I can relate, as a creature of habit in comforting relationships and routines. I resist letting go of what what feels well-worn and predictable; even if I feel in my bones that I’m not thriving in my current situation. Confronted with certain risks, I’ve heard myself make excuses. “It’s too late. It’s too complicated. It’s too expensive. It’s too far. What if I (make the commitment and) don’t like it?” During my recent conversation, my friend spoke the words no woman should ever allow to linger, in heart or mind. The words that put our bodies and spirits in deep-freeze: “I think I’m just too old to start over.” Besides: age is entirely irrelevant, when it comes to facing this fear (of beginning again) with any kind of confidence.
Starting over is rarely something I’ve deliberately chosen to do. A bad breakup; a divorce. Hearing my boss suggest that I “pursue other challenges, someplace else”. The death of a beloved and influential person in my life. Many people face other staggering restarts. Job loss and homelessness. A serious health lapse/addiction or disease. Just the thought of trying to begin anew brings messages of, “I’m just not strong enough, or brave enough. I don’t have what it takes.” In any life stage of my own, no matter how set I thought I was, starting over meant a series of stumbles. Anxiety, self-doubt and what-ifs stalled the action I knew I needed to take.

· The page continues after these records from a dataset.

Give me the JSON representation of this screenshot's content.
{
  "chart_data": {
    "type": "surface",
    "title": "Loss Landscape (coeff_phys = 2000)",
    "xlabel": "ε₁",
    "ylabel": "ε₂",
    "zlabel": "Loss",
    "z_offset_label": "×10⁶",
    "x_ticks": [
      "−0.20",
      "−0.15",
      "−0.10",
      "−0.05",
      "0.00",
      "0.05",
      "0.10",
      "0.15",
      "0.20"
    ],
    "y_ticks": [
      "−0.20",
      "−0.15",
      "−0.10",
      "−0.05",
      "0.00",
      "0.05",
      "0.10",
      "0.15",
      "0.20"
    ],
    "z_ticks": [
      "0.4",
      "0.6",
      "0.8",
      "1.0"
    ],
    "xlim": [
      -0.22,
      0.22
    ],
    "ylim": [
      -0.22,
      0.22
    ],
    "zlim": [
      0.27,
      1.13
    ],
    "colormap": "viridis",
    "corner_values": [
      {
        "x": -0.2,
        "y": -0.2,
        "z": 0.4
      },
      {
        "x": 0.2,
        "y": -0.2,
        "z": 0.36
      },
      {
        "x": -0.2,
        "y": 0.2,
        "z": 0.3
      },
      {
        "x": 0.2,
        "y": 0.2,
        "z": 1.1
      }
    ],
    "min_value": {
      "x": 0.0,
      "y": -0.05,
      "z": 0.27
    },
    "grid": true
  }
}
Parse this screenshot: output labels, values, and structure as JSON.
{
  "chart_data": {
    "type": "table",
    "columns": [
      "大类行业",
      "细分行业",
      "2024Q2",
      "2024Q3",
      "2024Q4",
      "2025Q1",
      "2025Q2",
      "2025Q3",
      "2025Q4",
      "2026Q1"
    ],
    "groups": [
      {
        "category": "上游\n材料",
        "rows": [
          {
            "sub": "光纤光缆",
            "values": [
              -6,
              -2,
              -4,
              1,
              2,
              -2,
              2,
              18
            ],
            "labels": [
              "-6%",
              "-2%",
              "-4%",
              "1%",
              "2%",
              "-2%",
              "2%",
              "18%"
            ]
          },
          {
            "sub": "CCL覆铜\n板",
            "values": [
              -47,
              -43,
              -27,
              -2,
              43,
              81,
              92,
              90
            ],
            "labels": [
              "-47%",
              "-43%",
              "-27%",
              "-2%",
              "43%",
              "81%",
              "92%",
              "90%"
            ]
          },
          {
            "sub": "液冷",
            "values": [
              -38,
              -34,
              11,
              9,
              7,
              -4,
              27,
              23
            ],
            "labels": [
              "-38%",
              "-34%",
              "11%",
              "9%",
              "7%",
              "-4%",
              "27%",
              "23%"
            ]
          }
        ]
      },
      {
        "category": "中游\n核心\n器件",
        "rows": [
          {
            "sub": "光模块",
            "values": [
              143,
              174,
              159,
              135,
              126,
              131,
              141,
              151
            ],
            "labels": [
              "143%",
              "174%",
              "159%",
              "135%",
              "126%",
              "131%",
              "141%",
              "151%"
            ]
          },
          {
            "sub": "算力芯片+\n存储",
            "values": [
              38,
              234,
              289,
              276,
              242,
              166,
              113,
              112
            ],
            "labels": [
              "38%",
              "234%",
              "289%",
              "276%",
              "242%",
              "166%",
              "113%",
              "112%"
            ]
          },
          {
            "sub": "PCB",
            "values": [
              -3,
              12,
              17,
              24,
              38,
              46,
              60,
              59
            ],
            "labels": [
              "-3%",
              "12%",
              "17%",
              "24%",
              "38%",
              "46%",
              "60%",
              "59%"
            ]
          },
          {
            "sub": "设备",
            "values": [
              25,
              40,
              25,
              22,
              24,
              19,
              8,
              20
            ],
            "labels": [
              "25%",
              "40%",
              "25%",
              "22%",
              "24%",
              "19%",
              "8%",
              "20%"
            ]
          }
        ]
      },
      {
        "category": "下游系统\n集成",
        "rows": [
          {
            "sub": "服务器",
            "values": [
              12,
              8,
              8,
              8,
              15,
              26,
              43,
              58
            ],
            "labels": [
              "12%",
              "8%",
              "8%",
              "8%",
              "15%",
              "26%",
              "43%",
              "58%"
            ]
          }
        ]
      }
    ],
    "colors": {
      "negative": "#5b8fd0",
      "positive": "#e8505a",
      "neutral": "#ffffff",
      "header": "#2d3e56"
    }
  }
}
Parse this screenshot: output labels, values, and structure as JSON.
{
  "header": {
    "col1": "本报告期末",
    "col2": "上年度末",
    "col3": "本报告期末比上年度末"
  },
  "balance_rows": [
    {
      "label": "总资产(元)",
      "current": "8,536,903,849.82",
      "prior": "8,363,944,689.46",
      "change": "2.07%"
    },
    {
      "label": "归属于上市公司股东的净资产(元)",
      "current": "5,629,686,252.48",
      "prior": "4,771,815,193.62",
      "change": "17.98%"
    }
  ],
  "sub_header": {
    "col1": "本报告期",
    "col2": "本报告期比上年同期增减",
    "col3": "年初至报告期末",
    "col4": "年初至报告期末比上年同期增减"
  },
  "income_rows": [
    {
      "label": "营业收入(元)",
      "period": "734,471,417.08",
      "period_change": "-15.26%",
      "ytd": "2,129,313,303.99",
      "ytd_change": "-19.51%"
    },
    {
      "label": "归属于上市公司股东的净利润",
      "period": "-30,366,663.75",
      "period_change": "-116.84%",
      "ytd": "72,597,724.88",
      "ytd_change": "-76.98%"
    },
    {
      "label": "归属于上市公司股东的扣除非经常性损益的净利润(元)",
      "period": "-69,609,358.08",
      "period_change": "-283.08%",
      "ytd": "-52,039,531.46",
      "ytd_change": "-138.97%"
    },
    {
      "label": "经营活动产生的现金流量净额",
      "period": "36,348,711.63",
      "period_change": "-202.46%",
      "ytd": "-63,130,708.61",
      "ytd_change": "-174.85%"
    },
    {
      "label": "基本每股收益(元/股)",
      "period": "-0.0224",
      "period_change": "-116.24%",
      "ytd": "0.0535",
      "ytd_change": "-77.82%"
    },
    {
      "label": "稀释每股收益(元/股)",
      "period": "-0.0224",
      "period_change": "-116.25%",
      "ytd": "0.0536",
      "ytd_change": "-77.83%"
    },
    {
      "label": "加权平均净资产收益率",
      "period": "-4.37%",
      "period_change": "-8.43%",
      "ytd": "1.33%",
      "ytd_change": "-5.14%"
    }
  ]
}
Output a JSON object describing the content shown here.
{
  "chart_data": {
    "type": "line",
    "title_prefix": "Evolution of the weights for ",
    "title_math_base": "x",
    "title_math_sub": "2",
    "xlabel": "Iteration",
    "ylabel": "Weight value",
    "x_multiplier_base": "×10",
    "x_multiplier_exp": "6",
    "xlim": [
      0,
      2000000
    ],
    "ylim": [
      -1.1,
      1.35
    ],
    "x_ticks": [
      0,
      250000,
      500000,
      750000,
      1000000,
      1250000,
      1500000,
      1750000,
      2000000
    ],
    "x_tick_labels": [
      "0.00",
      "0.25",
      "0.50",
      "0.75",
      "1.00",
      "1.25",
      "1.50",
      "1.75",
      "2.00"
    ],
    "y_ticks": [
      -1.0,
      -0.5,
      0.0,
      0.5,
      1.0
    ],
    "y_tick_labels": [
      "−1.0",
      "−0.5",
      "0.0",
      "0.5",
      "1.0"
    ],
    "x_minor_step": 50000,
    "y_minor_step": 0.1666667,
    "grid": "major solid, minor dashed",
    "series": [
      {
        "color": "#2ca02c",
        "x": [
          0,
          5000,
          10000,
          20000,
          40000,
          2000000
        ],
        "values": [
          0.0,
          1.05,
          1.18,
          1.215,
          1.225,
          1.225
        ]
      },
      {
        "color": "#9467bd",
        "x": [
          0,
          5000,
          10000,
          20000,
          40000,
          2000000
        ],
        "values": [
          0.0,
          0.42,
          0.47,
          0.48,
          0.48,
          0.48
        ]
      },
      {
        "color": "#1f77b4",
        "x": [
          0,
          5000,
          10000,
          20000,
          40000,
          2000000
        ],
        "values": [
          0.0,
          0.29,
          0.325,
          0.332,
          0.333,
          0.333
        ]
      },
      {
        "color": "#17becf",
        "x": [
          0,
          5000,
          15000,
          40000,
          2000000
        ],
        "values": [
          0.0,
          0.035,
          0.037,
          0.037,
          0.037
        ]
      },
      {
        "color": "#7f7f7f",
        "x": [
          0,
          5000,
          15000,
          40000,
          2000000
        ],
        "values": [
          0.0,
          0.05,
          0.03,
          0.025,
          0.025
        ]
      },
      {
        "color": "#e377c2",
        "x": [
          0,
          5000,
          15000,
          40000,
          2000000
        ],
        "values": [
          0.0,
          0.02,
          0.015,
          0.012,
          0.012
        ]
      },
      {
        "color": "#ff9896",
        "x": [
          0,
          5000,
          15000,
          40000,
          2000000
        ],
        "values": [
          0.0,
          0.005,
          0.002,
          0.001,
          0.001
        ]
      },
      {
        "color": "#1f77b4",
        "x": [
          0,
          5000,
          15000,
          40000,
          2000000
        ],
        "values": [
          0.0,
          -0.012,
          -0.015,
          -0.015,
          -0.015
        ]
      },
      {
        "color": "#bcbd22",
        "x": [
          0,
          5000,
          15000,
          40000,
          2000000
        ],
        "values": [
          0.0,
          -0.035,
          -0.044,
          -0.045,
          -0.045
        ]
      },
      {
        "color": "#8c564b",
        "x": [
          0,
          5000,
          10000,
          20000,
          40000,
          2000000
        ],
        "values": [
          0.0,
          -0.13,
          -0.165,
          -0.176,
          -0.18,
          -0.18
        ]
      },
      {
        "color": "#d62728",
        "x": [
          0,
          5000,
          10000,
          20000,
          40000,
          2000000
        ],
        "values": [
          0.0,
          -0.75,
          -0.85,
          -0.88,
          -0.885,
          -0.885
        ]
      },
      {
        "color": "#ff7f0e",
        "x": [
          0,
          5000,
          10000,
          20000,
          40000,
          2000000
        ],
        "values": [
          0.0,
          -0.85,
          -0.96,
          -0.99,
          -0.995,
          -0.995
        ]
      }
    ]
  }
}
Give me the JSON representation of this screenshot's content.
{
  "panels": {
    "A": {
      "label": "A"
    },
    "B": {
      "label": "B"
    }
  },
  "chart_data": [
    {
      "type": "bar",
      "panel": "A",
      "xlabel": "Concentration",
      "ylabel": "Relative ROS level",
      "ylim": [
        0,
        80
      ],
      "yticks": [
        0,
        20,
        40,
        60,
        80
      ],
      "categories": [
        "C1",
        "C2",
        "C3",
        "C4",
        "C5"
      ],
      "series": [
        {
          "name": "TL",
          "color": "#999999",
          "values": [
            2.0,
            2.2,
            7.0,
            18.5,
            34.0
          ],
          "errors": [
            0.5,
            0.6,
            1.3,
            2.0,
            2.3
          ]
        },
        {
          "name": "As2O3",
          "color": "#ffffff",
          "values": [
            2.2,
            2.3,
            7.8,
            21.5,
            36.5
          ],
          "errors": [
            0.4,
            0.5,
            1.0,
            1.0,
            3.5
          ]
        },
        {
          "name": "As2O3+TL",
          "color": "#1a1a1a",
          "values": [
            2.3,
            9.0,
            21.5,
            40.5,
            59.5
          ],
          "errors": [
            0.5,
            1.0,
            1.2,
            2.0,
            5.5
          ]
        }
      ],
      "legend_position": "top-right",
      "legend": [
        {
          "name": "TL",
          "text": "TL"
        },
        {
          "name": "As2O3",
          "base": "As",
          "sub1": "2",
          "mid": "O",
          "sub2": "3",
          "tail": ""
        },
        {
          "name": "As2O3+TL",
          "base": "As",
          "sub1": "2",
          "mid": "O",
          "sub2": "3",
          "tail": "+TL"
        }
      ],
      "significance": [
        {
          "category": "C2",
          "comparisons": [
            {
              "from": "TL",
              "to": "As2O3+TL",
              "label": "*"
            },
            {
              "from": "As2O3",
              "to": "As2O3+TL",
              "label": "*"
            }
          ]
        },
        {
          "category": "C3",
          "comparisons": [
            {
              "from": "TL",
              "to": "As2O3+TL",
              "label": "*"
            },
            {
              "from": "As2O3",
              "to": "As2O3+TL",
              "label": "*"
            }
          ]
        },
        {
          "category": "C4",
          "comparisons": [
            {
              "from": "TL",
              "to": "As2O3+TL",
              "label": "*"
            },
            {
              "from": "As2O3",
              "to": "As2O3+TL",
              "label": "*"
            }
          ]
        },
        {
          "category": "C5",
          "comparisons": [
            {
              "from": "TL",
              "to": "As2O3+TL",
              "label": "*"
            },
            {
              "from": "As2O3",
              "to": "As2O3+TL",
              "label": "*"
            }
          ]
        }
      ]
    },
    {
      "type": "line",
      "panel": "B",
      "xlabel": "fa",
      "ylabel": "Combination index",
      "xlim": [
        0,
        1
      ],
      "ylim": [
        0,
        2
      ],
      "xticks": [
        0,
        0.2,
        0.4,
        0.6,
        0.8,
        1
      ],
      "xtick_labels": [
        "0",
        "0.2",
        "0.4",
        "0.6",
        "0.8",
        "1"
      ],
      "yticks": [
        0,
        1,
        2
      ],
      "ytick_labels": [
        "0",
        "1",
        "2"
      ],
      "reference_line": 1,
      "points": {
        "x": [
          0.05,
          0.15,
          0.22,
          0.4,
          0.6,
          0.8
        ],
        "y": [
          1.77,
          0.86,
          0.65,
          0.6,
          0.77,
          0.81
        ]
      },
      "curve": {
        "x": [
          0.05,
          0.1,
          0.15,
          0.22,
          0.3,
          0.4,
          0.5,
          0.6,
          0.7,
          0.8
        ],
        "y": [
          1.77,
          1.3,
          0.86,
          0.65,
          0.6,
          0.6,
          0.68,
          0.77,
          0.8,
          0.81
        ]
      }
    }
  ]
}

In the present moment, I reflect. If I was facing the choice (or necessity of) starting over – an ex-pat in a new country (or some other radical change), would I still hesitate and make excuses? Or, would I be brave enough to see and confront an awkward, but important distinction. Something I’ve learned about listening to my own inner guidance. Do I Choose to Observe My Life, as the days unfold in safety and comfort; or, do I Choose to Actively Thrive — in the midst, and the risk, of unknown outcomes ?
Not all of the personal challenges and crossroads I’ve faced have had quick or obvious solutions. Not very many, actually. But with time and experience (and many mistakes), I’ve grown in awareness. I’ve realized that the fearful process I’m forced to go through — facing a new beginning or chapter of my life – defines why these choices matter. Any opportunity to start over feels precarious, for sure; but also deeply satisfying when I come out on the other side. I don’t want to be just an Observer in my life. I want to feel like I’m thriving, every day. Big difference.